Undergraduate Student Government president-elect Justas Klimavicius posing for a headshot. Klimavicius won this year’s USG presidential nomination with 70 percent of the votes. EMMA HARRIS/THE STATESMAN

When Justas Klimavicius was a kid, he was dead set on becoming the president of the United States. Lithuanian-born Klimavicius was heartbroken when his mom told him he could never fulfill that dream.

His mother reminded him of that conversation this year, when he was considering his candidacy for Stony Brook’s Undergraduate Student Government (USG).

“She said why don’t you become president of the organization, I was like ‘Wow mom, you’re right.’”

Klimavicius has spent the past year serving as executive assistant to Vice President of Student Life Jaliel Amador. He won this year’s USG presidential nomination with 70 percent of the vote (864 votes) and was a part of the HOUSE party, which swept the elections. Though he is happy about the party’s victory, he said it is a reminder that student involvement in USG is lacking.

“[USG is] a 3 million dollar organization on campus, and I feel like this should be a bigger focus for students, whether you work in the organization or not, whether you go to the concerts or if you care what the artist is, because that is not all we do,” Klimavicus, a junior business and political science double major, said. “We fund 130 clubs, so I feel like USG is a bigger part of campus life than campus realizes.”

He hopes to increase involvement in USG by collaborating with the department of student engagement and activities to create what he calls a quasi-social media for clubs and organizations on campus based out of SB Engaged, a university-sponsored website for campus clubs, which he says will allow students to get involved in organizations as well as allow organizations to connect with one another.
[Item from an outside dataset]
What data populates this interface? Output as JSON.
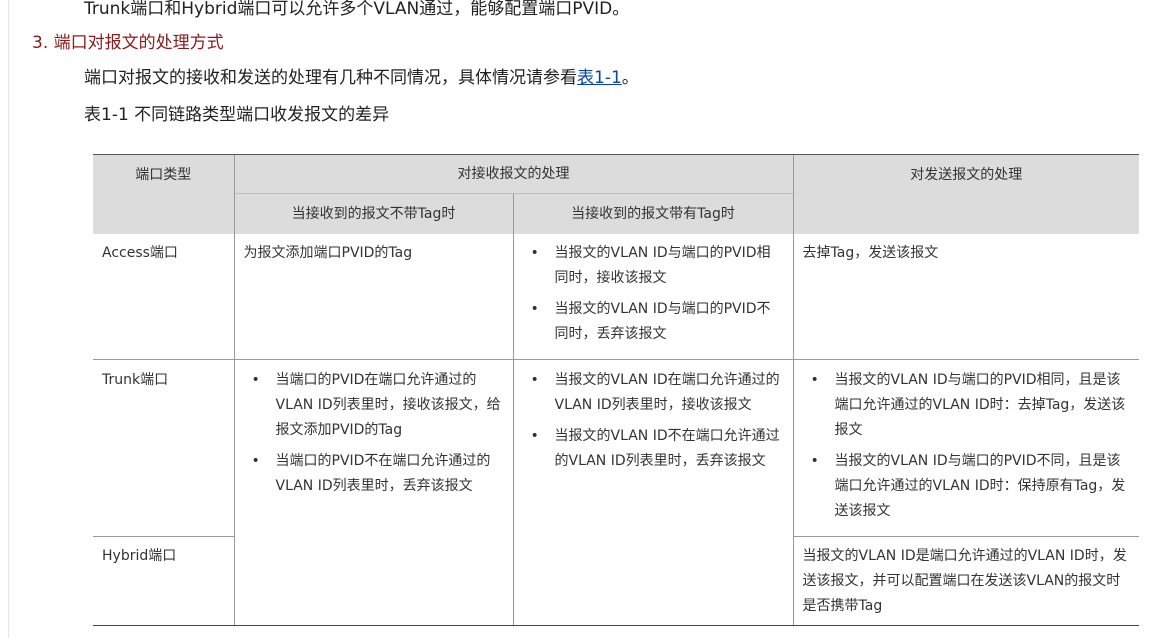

Perhaps Klimavicius’ greatest priority is making Stony Brook more eco-friendly. He first became interested in sustainability after taking an entrepreneur class last summer that stressed sustainability in business practices. He plans to have USG set an example for the rest of the campus.

“Until USG itself shows that it can use sustainable practices, only then can I use that as leverage against other departments or organizations on campus to do the same,” Klimavicius said. “Fixing the problem within before going elsewhere is important.”

Stony Brook was named the fourth most “environmentally responsible university” in the Princeton Review’s Guide to Green Colleges in 2015, but has since dropped out of the top 50 on the list. In order to encourage clubs and organizations to be more sustainable, Klimavicius intends on requiring all USG-funded clubs to submit waste management plans when they apply to get a budget as a way to show that they are able to be sustainable and cut down on waste.

“Sustainability is the future and that is what society is really focused on, and to not see sustainability as a forefront on a liberal college campus is kind of odd.”

In addition to a year of USG experience, Klimavicius is bringing to the position leadership skills from being the president of the National Honor Society at Longwood High School, the director of membership for the Youth Lithuanian American Community and the former philanthropy chairman of his fraternity, Pi Kappa Phi. But to him, being president of USG is not just another thing to add to his resume.

Current USG President Ayyan Zubair is confident in Klimavicius’ ability to lead.

“He always kind of struck me as someone who was very personable,” Zubair said. “He is able to connect with people at a very deep level and at the same time, when it came time to doing work, he was able to flip a switch and get into the doing work kind of mode.”

Klimavicius is shadowing Zubair in the final weeks of the semester, but come commencement on May 18, he will officially assume the position.

“Something that my entire party talked about was this isn’t something we are doing as a resume builder, this is purely to improve student life on campus,” Klimavicius said. “Ensuring that that energy is maintained throughout the year is important, because I feel like that’s something in certain positions may get lost.”